Thursday afternoon, January 4, at about 3:30 Bill’s wife and son were driving home in rural Fayette County when they saw the huge black hog standing in a neighbor’s yard. The hog had come out of a field, crossed the road and was munching on water-oak acorns. They pulled into the driveway for a closer look.

“The man who owns the property said, “If y’all want to shoot this thing, shoot it,” said Bill.

Bill’s son went home to get Bill, who returned with his Ruger 7mm/08.

Bill Coursey of Fayetteville with the 1,100-lb. hog that he shot in a neighbor’s yard. The hog may be the heaviest ever with a documented weight.

“When we came around the corner, it just about blew me away when I saw the hog,” said Bill, a life-long hunter. “It was huge. When we drove up, the hog just looked at me. It was like the deer around here, if you walk out in the yard they will just look at you as long as you don’t get too close.”

From 30 or 40 yards away, Bill shot the hog behind the ear with a ballistic-tipped round, and the mammoth hog crashed on the spot.

“After I shot it, it was like a circus around here,” said Bill. “I had the hog hung in a tree, and everybody was coming up with a camera. CNN called, and the New York Times. People I didn’t even know were coming up to take pictures of it.

The bucket on a backhoe was barely big enough to move the Fayette County pig, which was weighed on truck scales at a county transfer station.

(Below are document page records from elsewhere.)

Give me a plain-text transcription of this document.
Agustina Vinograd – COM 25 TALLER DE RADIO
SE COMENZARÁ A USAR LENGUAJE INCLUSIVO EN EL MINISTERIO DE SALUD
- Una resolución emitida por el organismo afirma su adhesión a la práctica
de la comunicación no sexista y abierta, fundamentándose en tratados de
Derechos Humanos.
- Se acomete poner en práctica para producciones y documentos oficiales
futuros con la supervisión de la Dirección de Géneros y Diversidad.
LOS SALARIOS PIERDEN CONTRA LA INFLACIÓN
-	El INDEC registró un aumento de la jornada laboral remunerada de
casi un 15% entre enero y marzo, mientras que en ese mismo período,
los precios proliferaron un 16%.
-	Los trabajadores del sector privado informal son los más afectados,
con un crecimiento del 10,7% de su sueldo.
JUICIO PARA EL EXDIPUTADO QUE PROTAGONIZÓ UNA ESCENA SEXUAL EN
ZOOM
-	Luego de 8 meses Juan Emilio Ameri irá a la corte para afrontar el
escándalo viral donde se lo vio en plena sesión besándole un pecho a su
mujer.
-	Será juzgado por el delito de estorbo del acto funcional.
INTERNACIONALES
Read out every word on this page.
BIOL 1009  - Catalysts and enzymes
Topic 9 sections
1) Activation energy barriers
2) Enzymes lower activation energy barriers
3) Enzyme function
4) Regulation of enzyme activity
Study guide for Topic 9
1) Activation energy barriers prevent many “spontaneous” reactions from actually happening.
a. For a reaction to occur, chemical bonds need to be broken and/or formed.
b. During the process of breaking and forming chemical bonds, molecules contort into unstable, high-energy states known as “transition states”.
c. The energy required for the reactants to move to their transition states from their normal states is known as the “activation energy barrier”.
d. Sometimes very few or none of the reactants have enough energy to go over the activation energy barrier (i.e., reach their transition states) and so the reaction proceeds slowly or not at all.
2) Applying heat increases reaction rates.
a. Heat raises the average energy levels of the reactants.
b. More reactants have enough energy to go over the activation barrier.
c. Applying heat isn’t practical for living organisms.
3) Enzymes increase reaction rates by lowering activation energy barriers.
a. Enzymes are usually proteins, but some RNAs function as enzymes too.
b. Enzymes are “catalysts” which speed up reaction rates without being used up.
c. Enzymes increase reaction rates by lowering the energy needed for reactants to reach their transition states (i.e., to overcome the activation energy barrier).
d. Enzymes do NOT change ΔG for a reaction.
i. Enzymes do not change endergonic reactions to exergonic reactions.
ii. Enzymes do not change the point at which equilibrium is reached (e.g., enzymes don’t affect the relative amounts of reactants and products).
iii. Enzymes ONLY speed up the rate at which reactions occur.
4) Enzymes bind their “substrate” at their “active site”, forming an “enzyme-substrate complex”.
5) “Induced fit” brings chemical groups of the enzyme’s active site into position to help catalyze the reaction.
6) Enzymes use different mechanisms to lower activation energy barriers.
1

“There was a lot of history of the hog around here,” he said. “Several people told me they had seen the hog, and three others nearly the same size, in the area. Apparently it was running a three- or four-mile radius in south Fayette County near Brooks, and it had been seen for years. I had one guy come up and thank me for shooting it. He said he had built a new house and all four hogs had come in and rooted up all his sod.”

The hog Bill killed had long coarse hair, big broad shoulders and a head that was “humongous.”

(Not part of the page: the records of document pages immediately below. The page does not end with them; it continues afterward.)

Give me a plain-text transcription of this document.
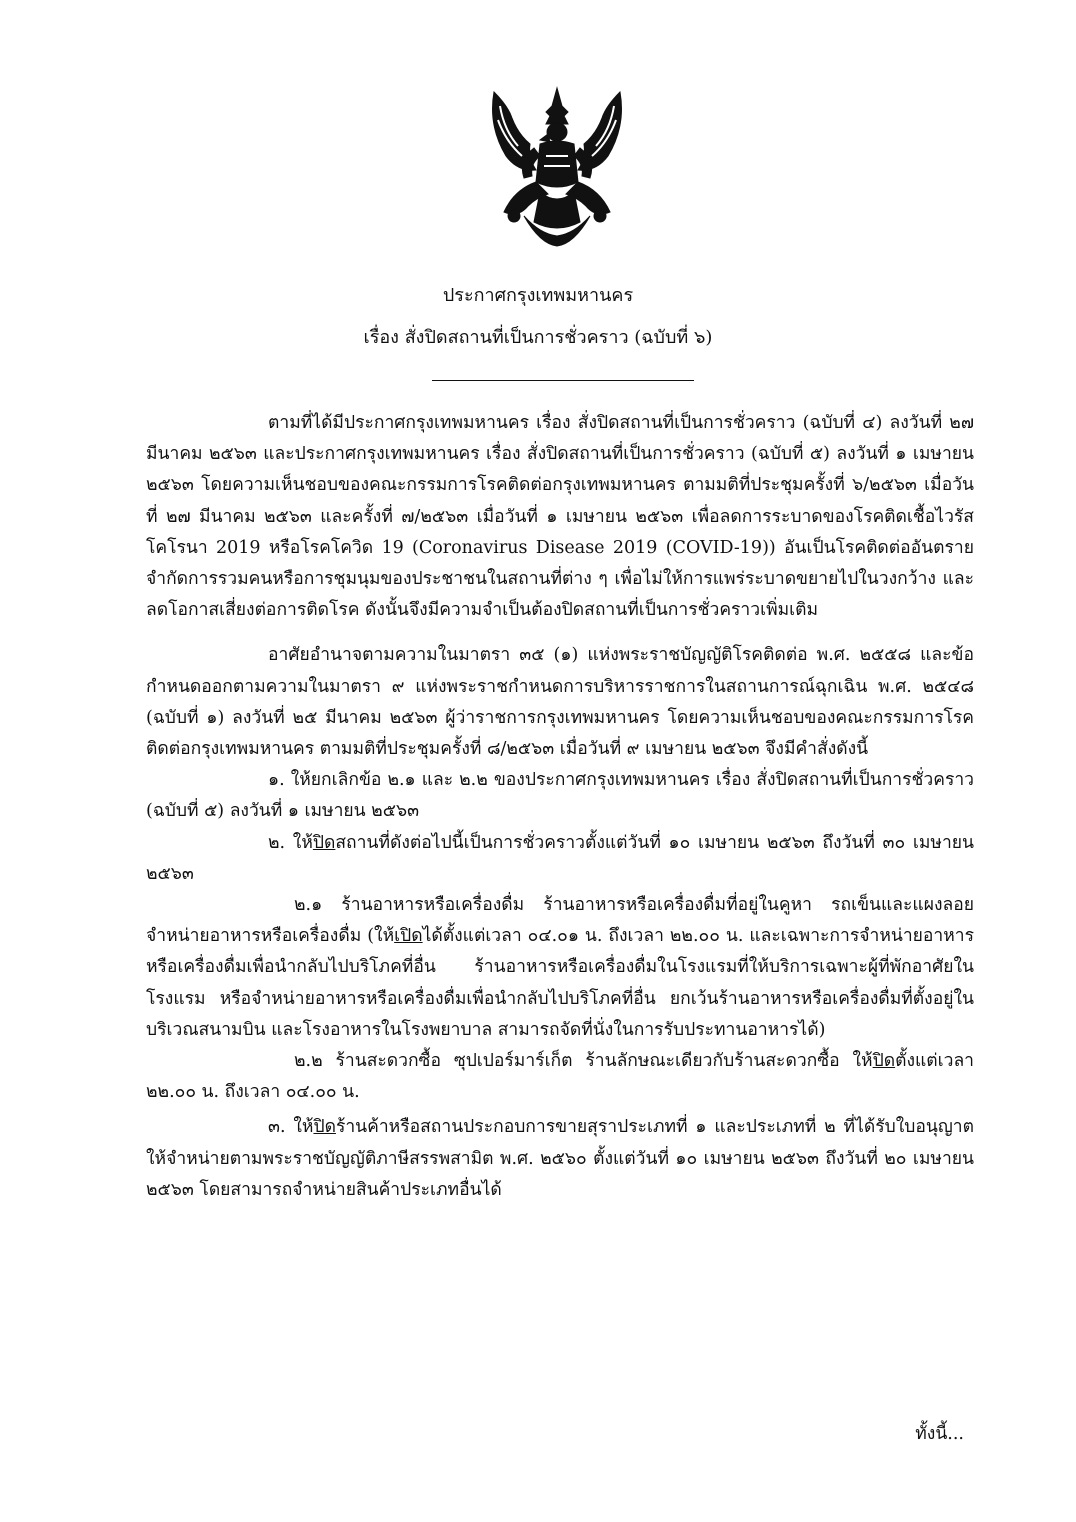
ประกาศกรุงเทพมหานคร
เรื่อง สั่งปิดสถานที่เป็นการชั่วคราว (ฉบับที่ ๖)

ตามที่ได้มีประกาศกรุงเทพมหานคร เรื่อง สั่งปิดสถานที่เป็นการชั่วคราว (ฉบับที่ ๔) ลงวันที่ ๒๗ มีนาคม ๒๕๖๓ และประกาศกรุงเทพมหานคร เรื่อง สั่งปิดสถานที่เป็นการชั่วคราว (ฉบับที่ ๕) ลงวันที่ ๑ เมษายน ๒๕๖๓ โดยความเห็นชอบของคณะกรรมการโรคติดต่อกรุงเทพมหานคร ตามมติที่ประชุมครั้งที่ ๖/๒๕๖๓ เมื่อวันที่ ๒๗ มีนาคม ๒๕๖๓ และครั้งที่ ๗/๒๕๖๓ เมื่อวันที่ ๑ เมษายน ๒๕๖๓ เพื่อลดการระบาดของโรคติดเชื้อไวรัสโคโรนา 2019 หรือโรคโควิด 19 (Coronavirus Disease 2019 (COVID-19)) อันเป็นโรคติดต่ออันตราย จำกัดการรวมคนหรือการชุมนุมของประชาชนในสถานที่ต่าง ๆ เพื่อไม่ให้การแพร่ระบาดขยายไปในวงกว้าง และลดโอกาสเสี่ยงต่อการติดโรค ดังนั้นจึงมีความจำเป็นต้องปิดสถานที่เป็นการชั่วคราวเพิ่มเติม

อาศัยอำนาจตามความในมาตรา ๓๕ (๑) แห่งพระราชบัญญัติโรคติดต่อ พ.ศ. ๒๕๕๘ และข้อกำหนดออกตามความในมาตรา ๙ แห่งพระราชกำหนดการบริหารราชการในสถานการณ์ฉุกเฉิน พ.ศ. ๒๕๔๘ (ฉบับที่ ๑) ลงวันที่ ๒๕ มีนาคม ๒๕๖๓ ผู้ว่าราชการกรุงเทพมหานคร โดยความเห็นชอบของคณะกรรมการโรคติดต่อกรุงเทพมหานคร ตามมติที่ประชุมครั้งที่ ๘/๒๕๖๓ เมื่อวันที่ ๙ เมษายน ๒๕๖๓ จึงมีคำสั่งดังนี้

๑. ให้ยกเลิกข้อ ๒.๑ และ ๒.๒ ของประกาศกรุงเทพมหานคร เรื่อง สั่งปิดสถานที่เป็นการชั่วคราว (ฉบับที่ ๕) ลงวันที่ ๑ เมษายน ๒๕๖๓

๒. ให้ปิดสถานที่ดังต่อไปนี้เป็นการชั่วคราวตั้งแต่วันที่ ๑๐ เมษายน ๒๕๖๓ ถึงวันที่ ๓๐ เมษายน ๒๕๖๓

๒.๑ ร้านอาหารหรือเครื่องดื่ม ร้านอาหารหรือเครื่องดื่มที่อยู่ในคูหา รถเข็นและแผงลอยจำหน่ายอาหารหรือเครื่องดื่ม (ให้เปิดได้ตั้งแต่เวลา ๐๔.๐๑ น. ถึงเวลา ๒๒.๐๐ น. และเฉพาะการจำหน่ายอาหารหรือเครื่องดื่มเพื่อนำกลับไปบริโภคที่อื่น ร้านอาหารหรือเครื่องดื่มในโรงแรมที่ให้บริการเฉพาะผู้ที่พักอาศัยในโรงแรม หรือจำหน่ายอาหารหรือเครื่องดื่มเพื่อนำกลับไปบริโภคที่อื่น ยกเว้นร้านอาหารหรือเครื่องดื่มที่ตั้งอยู่ในบริเวณสนามบิน และโรงอาหารในโรงพยาบาล สามารถจัดที่นั่งในการรับประทานอาหารได้)

๒.๒ ร้านสะดวกซื้อ ซุปเปอร์มาร์เก็ต ร้านลักษณะเดียวกับร้านสะดวกซื้อ ให้ปิดตั้งแต่เวลา ๒๒.๐๐ น. ถึงเวลา ๐๔.๐๐ น.

๓. ให้ปิดร้านค้าหรือสถานประกอบการขายสุราประเภทที่ ๑ และประเภทที่ ๒ ที่ได้รับใบอนุญาตให้จำหน่ายตามพระราชบัญญัติภาษีสรรพสามิต พ.ศ. ๒๕๖๐ ตั้งแต่วันที่ ๑๐ เมษายน ๒๕๖๓ ถึงวันที่ ๒๐ เมษายน ๒๕๖๓ โดยสามารถจำหน่ายสินค้าประเภทอื่นได้

ทั้งนี้...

“His size made it look like he had a lot of domestication in him,” said Bill. “But I think it is a true wild boar.”

The bucket on a back-hoe was required to load the hog into a truck. The only scales Bill could find that would handle the weight were truck scales at a Fayette County waste-management transfer station. The truck was weighed with the hog in the bed, then the hog was removed and the truck was weighed again. Bill obtained a video statement from the scale operator and a printout of the weight: 1,100 pounds.

This close up of the hog’s snout, with the mouth propped open, shows cutters that measured about four inches long.

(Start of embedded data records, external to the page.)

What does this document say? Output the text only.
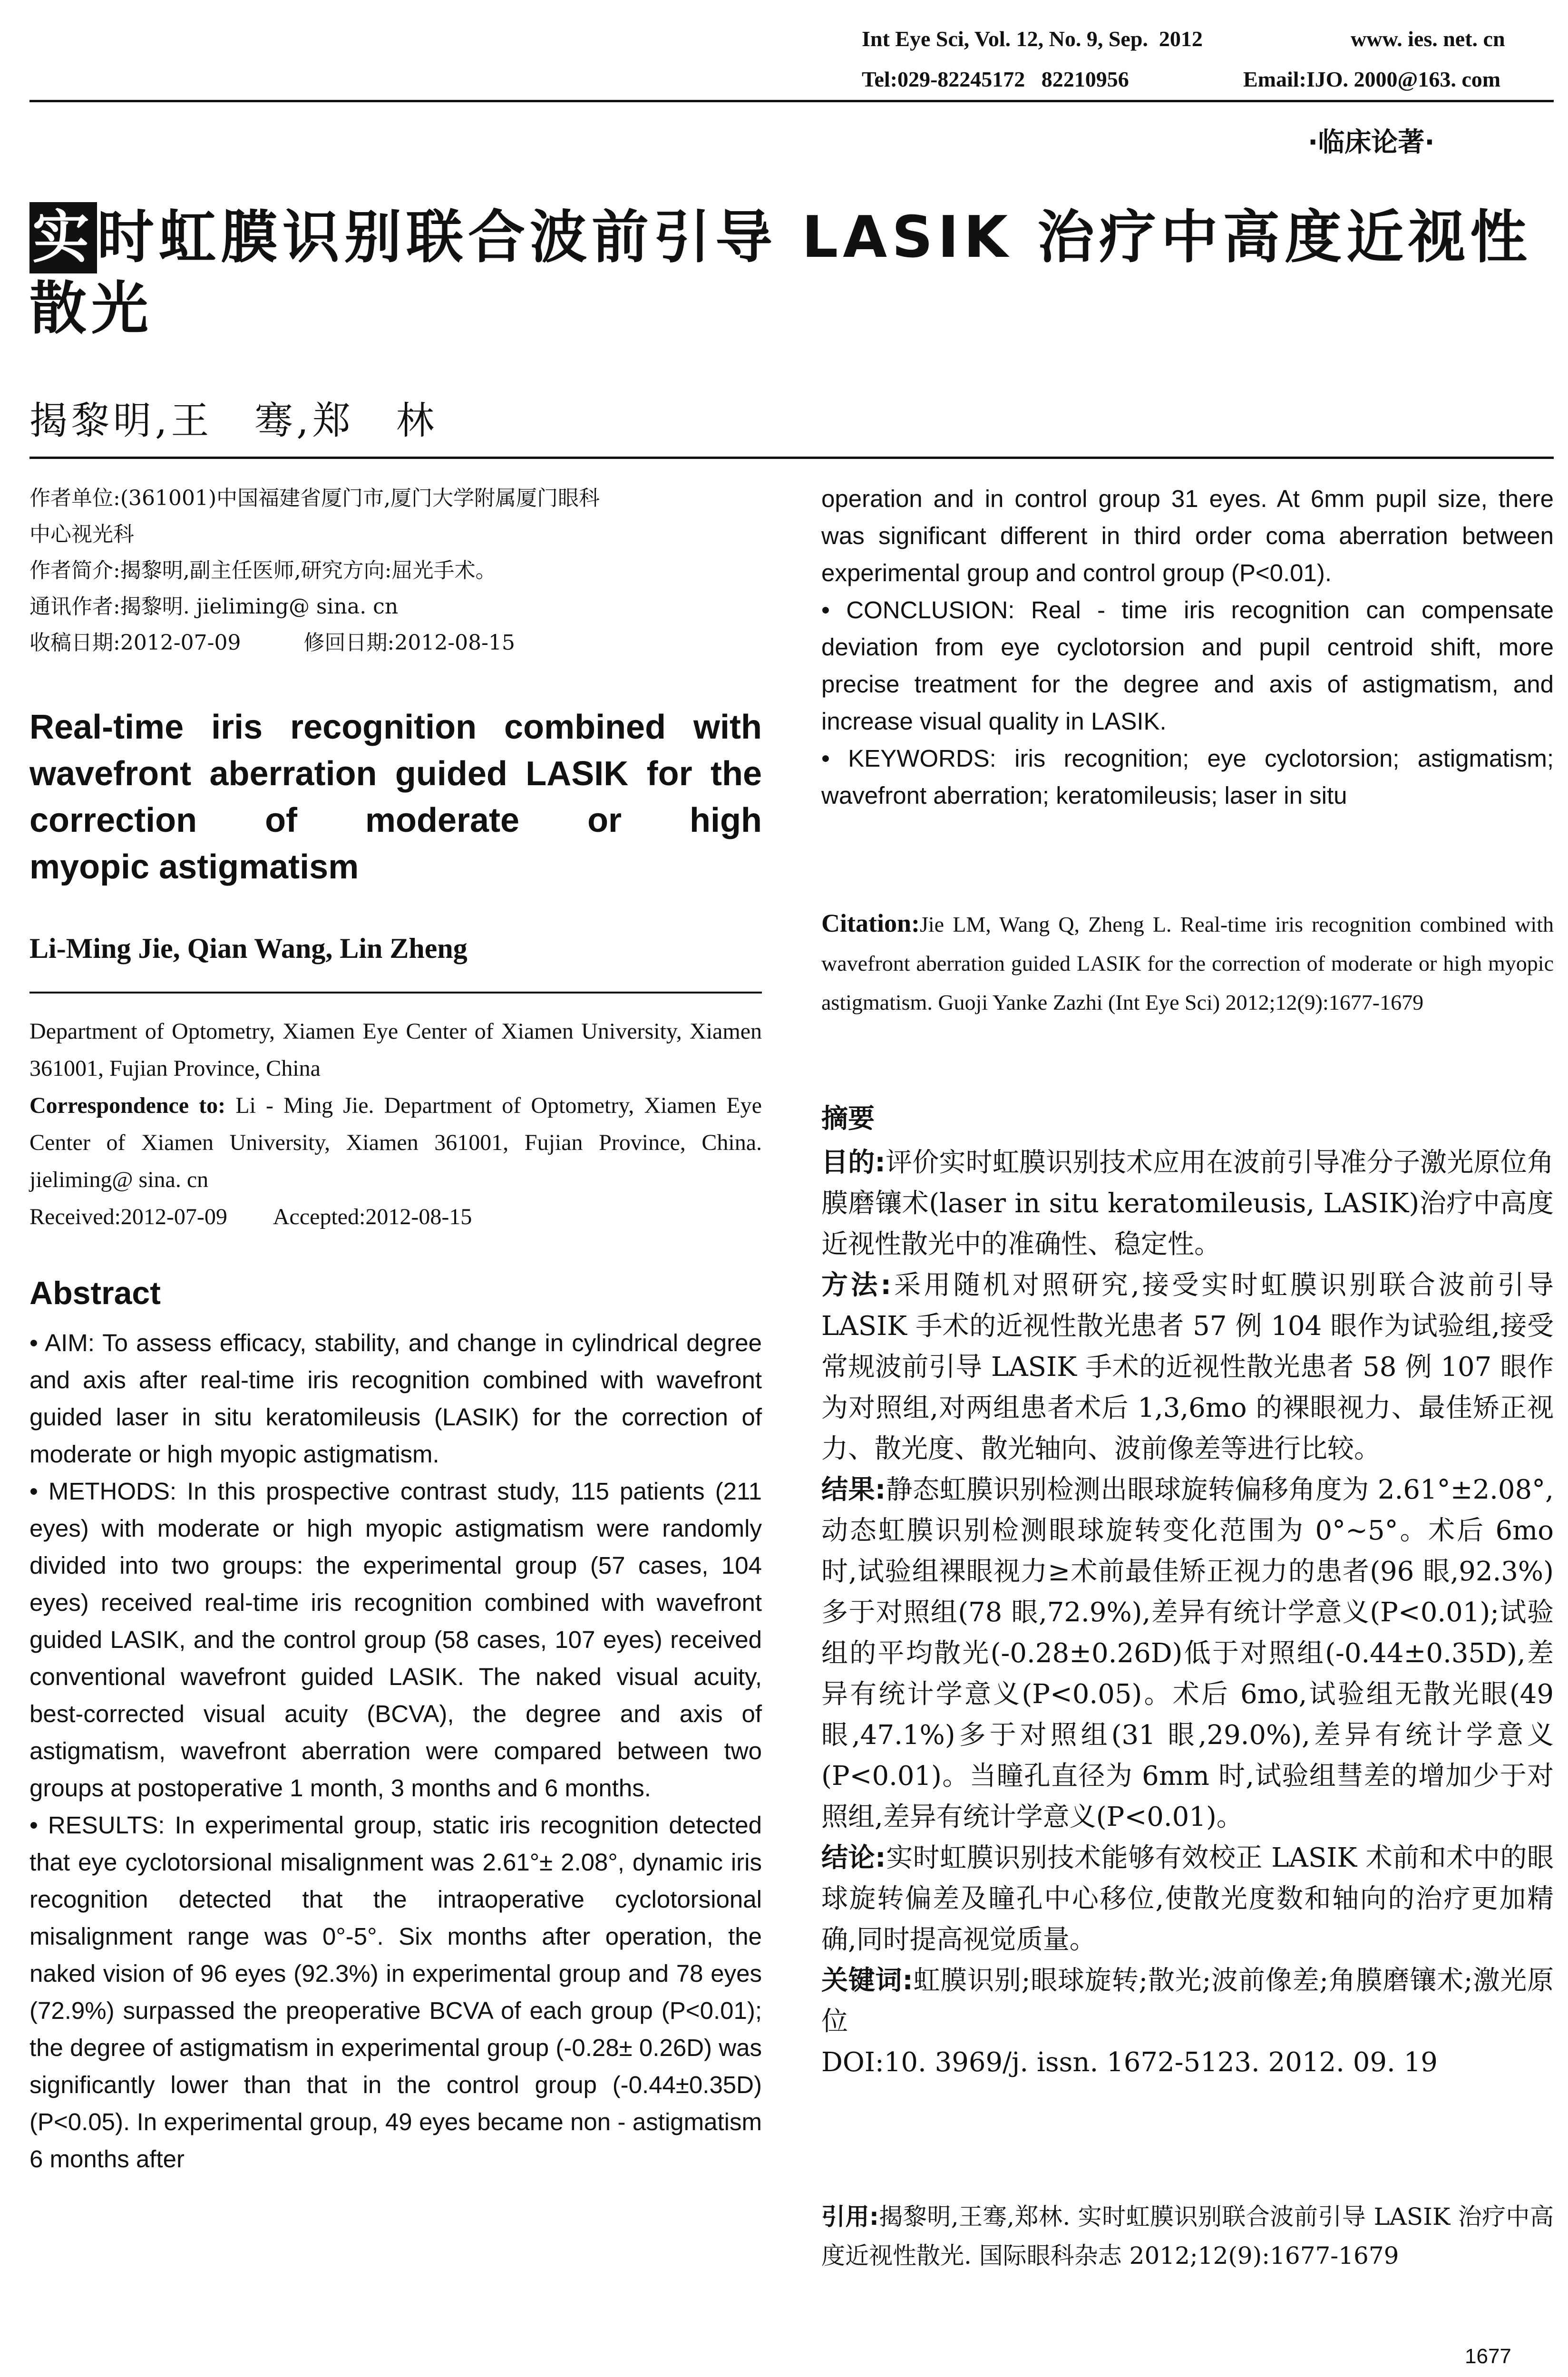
Int Eye Sci, Vol. 12, No. 9, Sep.  2012	www. ies. net. cn
Tel:029-82245172   82210956	Email:IJO. 2000@163. com
·临床论著·
实时虹膜识别联合波前引导 LASIK 治疗中高度近视性
散光
揭黎明,王　骞,郑　林
作者单位:(361001)中国福建省厦门市,厦门大学附属厦门眼科
中心视光科
作者简介:揭黎明,副主任医师,研究方向:屈光手术。
通讯作者:揭黎明. jieliming@ sina. cn
收稿日期:2012-07-09　　　修回日期:2012-08-15
Real-time iris recognition combined with
wavefront aberration guided LASIK for the
correction of moderate or high
myopic astigmatism
Li-Ming Jie, Qian Wang, Lin Zheng
Department of Optometry, Xiamen Eye Center of Xiamen University, Xiamen 361001, Fujian Province, China
Correspondence to: Li - Ming Jie. Department of Optometry, Xiamen Eye Center of Xiamen University, Xiamen 361001, Fujian Province, China. jieliming@ sina. cn
Received:2012-07-09　　Accepted:2012-08-15
Abstract

• AIM: To assess efficacy, stability, and change in cylindrical degree and axis after real-time iris recognition combined with wavefront guided laser in situ keratomileusis (LASIK) for the correction of moderate or high myopic astigmatism.

• METHODS: In this prospective contrast study, 115 patients (211 eyes) with moderate or high myopic astigmatism were randomly divided into two groups: the experimental group (57 cases, 104 eyes) received real-time iris recognition combined with wavefront guided LASIK, and the control group (58 cases, 107 eyes) received conventional wavefront guided LASIK. The naked visual acuity, best-corrected visual acuity (BCVA), the degree and axis of astigmatism, wavefront aberration were compared between two groups at postoperative 1 month, 3 months and 6 months.

• RESULTS: In experimental group, static iris recognition detected that eye cyclotorsional misalignment was 2.61°± 2.08°, dynamic iris recognition detected that the intraoperative cyclotorsional misalignment range was 0°-5°. Six months after operation, the naked vision of 96 eyes (92.3%) in experimental group and 78 eyes (72.9%) surpassed the preoperative BCVA of each group (P<0.01); the degree of astigmatism in experimental group (-0.28± 0.26D) was significantly lower than that in the control group (-0.44±0.35D) (P<0.05). In experimental group, 49 eyes became non - astigmatism 6 months after

operation and in control group 31 eyes. At 6mm pupil size, there was significant different in third order coma aberration between experimental group and control group (P<0.01).

• CONCLUSION: Real - time iris recognition can compensate deviation from eye cyclotorsion and pupil centroid shift, more precise treatment for the degree and axis of astigmatism, and increase visual quality in LASIK.

• KEYWORDS: iris recognition; eye cyclotorsion; astigmatism; wavefront aberration; keratomileusis; laser in situ

Citation:Jie LM, Wang Q, Zheng L. Real-time iris recognition combined with wavefront aberration guided LASIK for the correction of moderate or high myopic astigmatism. Guoji Yanke Zazhi (Int Eye Sci) 2012;12(9):1677-1679

摘要

目的:评价实时虹膜识别技术应用在波前引导准分子激光原位角膜磨镶术(laser in situ keratomileusis, LASIK)治疗中高度近视性散光中的准确性、稳定性。

方法:采用随机对照研究,接受实时虹膜识别联合波前引导 LASIK 手术的近视性散光患者 57 例 104 眼作为试验组,接受常规波前引导 LASIK 手术的近视性散光患者 58 例 107 眼作为对照组,对两组患者术后 1,3,6mo 的裸眼视力、最佳矫正视力、散光度、散光轴向、波前像差等进行比较。

结果:静态虹膜识别检测出眼球旋转偏移角度为 2.61°±2.08°,动态虹膜识别检测眼球旋转变化范围为 0°~5°。术后 6mo 时,试验组裸眼视力≥术前最佳矫正视力的患者(96 眼,92.3%)多于对照组(78 眼,72.9%),差异有统计学意义(P<0.01);试验组的平均散光(-0.28±0.26D)低于对照组(-0.44±0.35D),差异有统计学意义(P<0.05)。术后 6mo,试验组无散光眼(49 眼,47.1%)多于对照组(31 眼,29.0%),差异有统计学意义(P<0.01)。当瞳孔直径为 6mm 时,试验组彗差的增加少于对照组,差异有统计学意义(P<0.01)。

结论:实时虹膜识别技术能够有效校正 LASIK 术前和术中的眼球旋转偏差及瞳孔中心移位,使散光度数和轴向的治疗更加精确,同时提高视觉质量。

关键词:虹膜识别;眼球旋转;散光;波前像差;角膜磨镶术;激光原位

DOI:10. 3969/j. issn. 1672-5123. 2012. 09. 19

引用:揭黎明,王骞,郑林. 实时虹膜识别联合波前引导 LASIK 治疗中高度近视性散光. 国际眼科杂志 2012;12(9):1677-1679
1677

After untold numbers of photos were taken of the hog, and several days passed, Bill cut the head off the hog and preserved it in an old freezer. The rest of the carcass was buried.

“I am not really a hog hunter,” said Bill. “This is the only one I have ever killed. The interest in the hog has amazed me. I even got a call this morning from the BBC in London, that’s when it got unreal. Just getting it into GON was going to be a big deal — I was hoping just to get it in GON.”